Thursday, January 15, 2009

What's so shocking about contemporary art?

The shock of color:

  • “It shocks you every time.” William Eggleston, on his hyper-saturated (and ironically titled) blood-red photograph, Greenwood, Mississippi, at the Getty.

The shock of sex:

  • Man Ray’s seriously booty-licious La Priére (Prayer), from 1930, at the Getty.
  • More booty: Edo-era edition.

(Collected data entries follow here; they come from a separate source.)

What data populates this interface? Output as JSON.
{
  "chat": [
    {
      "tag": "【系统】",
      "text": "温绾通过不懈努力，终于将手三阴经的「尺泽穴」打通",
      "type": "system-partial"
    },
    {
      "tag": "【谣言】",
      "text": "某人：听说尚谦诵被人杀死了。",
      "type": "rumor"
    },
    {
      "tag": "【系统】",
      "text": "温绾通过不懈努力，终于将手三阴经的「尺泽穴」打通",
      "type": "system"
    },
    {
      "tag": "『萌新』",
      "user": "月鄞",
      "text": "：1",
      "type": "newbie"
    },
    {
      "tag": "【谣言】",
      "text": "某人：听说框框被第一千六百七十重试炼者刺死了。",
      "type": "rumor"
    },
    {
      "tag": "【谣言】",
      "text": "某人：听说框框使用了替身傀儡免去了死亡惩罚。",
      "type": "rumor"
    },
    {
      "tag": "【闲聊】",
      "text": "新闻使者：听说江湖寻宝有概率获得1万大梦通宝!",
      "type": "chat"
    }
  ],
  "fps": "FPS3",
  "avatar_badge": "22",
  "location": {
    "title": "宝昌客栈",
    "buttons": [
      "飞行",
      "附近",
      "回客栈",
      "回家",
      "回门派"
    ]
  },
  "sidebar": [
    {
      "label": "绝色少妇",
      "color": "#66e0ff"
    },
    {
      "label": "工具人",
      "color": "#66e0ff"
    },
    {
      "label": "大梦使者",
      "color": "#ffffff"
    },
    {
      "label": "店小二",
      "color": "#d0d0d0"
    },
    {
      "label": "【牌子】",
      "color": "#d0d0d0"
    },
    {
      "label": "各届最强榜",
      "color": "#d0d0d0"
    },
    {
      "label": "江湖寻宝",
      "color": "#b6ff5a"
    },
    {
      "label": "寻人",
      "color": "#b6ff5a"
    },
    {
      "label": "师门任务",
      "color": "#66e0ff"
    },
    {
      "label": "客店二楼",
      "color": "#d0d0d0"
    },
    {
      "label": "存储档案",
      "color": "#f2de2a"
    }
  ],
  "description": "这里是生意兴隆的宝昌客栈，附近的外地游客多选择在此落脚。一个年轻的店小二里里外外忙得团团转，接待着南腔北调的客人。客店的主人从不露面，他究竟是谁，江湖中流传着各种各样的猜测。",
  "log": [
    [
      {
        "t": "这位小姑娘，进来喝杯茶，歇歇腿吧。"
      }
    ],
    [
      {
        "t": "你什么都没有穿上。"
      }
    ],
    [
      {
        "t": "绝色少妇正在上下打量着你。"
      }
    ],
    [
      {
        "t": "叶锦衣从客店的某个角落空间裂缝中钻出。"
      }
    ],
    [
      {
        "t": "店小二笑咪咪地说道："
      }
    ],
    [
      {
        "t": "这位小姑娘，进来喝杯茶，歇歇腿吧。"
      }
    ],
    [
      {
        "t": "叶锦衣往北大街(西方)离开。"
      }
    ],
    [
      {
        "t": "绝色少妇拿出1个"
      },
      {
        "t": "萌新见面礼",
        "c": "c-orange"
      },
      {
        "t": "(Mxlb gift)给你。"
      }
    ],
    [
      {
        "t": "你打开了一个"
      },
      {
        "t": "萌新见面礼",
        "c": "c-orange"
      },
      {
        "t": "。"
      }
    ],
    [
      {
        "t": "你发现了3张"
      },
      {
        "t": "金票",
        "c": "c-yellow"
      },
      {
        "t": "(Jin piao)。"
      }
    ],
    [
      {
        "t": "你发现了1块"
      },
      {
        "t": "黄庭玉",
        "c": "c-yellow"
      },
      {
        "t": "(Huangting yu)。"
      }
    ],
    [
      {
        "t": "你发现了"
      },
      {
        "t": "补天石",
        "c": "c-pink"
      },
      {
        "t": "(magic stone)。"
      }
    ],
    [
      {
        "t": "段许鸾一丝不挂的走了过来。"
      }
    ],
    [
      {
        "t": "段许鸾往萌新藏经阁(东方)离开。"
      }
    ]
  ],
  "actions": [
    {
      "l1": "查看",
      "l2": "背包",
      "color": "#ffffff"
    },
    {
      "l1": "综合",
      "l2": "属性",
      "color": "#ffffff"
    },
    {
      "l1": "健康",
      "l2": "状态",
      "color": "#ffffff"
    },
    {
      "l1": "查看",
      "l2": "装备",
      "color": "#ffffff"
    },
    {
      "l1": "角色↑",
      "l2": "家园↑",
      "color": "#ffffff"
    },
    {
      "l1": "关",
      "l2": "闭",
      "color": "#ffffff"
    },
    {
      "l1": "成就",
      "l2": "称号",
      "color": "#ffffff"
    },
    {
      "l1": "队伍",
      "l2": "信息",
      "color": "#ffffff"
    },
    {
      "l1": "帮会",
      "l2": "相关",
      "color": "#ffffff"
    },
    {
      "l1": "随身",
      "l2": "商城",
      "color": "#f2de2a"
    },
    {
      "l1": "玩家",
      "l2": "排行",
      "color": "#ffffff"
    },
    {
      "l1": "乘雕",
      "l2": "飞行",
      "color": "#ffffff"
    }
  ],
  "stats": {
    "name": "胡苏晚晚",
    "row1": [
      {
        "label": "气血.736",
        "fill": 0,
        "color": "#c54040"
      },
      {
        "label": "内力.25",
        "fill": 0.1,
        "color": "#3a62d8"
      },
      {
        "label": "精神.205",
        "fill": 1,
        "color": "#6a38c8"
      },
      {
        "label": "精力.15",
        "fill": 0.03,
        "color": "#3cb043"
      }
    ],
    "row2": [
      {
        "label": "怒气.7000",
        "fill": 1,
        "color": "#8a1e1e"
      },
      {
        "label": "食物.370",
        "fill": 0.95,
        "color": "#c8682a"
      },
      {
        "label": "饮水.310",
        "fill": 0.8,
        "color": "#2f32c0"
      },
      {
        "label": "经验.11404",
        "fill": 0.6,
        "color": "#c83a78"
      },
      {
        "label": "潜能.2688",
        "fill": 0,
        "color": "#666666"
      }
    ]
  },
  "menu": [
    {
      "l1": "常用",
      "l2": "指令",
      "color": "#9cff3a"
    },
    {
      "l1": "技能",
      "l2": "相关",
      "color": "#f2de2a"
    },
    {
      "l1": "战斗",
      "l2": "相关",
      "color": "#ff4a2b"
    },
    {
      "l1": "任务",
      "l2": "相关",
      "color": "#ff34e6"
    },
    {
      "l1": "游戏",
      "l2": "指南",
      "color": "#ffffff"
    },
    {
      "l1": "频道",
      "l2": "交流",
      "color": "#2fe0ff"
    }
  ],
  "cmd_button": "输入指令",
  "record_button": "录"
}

Kitagawa Utamaro’s Utamakura (Poem of the Pillow), at the British Museum.
  • Not quite sex, but close: Eugène Atget’s Three Prostitutes, rue Asselin, also at the Getty, in a style that Berenice Abbott described as the “shock of realism.” Perhaps what’s truly shocking is the smirky grins on these ladies’ faces, who all look like they could be my aunts.

The shock of violence:

The shock of a prank:

  • Waaaay before Banksy: L.H.O.O.Q., Marcel Duchamp’s vandalized Mona Lisa replica from 1919, at D.C.’s National Gallery.

The shock of shock:

  • Looking shocked: A Man’s Face, c. 18th century, by Sir Nathaniel Dance-Holland, at the Tate, and Clandestine Marriage, an 1819 etching by Henry Hoppner Meyer, at the British Museum, .
  • More surprise than shock, but wryly funny nonetheless: A Man Who Suddenly Fell Over, 1952 by British painter Michael Andrews, at the Tate.
  • The gestures of shock: William Blake’s early 19th-century watercolor Judas Betrays Him, at the Tate.
  • At England’s National Gallery, Queen Charlotte, 1789, by Sir Thomas Lawrence, captures the monarch after “having recently undergone the shock of George III’s first attack of apparent insanity.” Quite incredible. You can see the wear on her face.